成蹊张了张口,最后还是没有说,他其实是见过奚寒的,虽然只有一面,但的确能肯定,是个嬉皮笑脸,不太正经的人,总是一副小混混的模样,对奚勤却是格外的宠。
成蹊只能对他说:“没事,一定能够查清的,你去查过你哥哥的病历吗?有没有什么重度抑郁症之类的?”

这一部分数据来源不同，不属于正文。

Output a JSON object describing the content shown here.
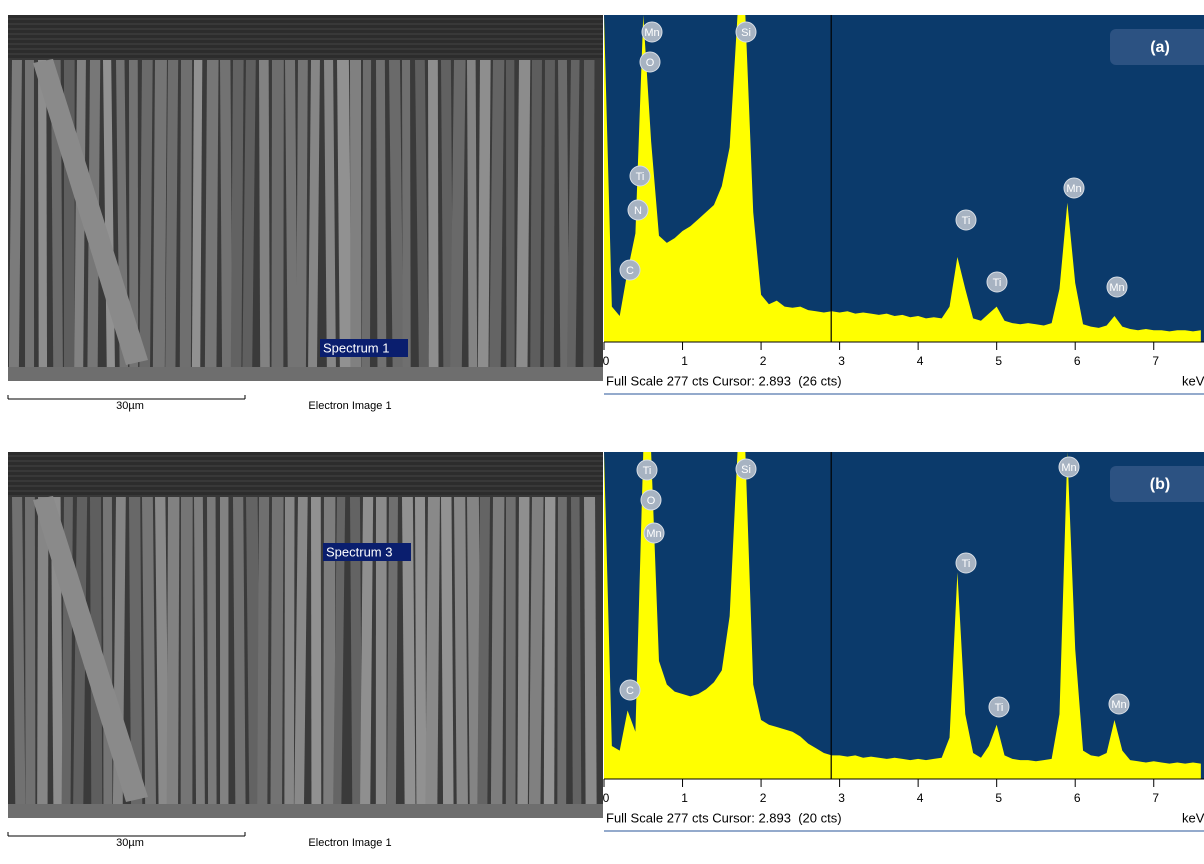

奚勤咬了咬下唇:“有……在收拾他遗物的时候发现了,不过是轻度抑郁的诊断报告,他小时候过得太苦了,如果真的丝毫不抑郁……那也有些奇怪,毕竟家族里是有遗传的。”
成蹊差点脱口而出:那你呢?你有没有检查过?
可他犹豫了,这样的问题太过冒犯了,一时间不好直接询问奚勤。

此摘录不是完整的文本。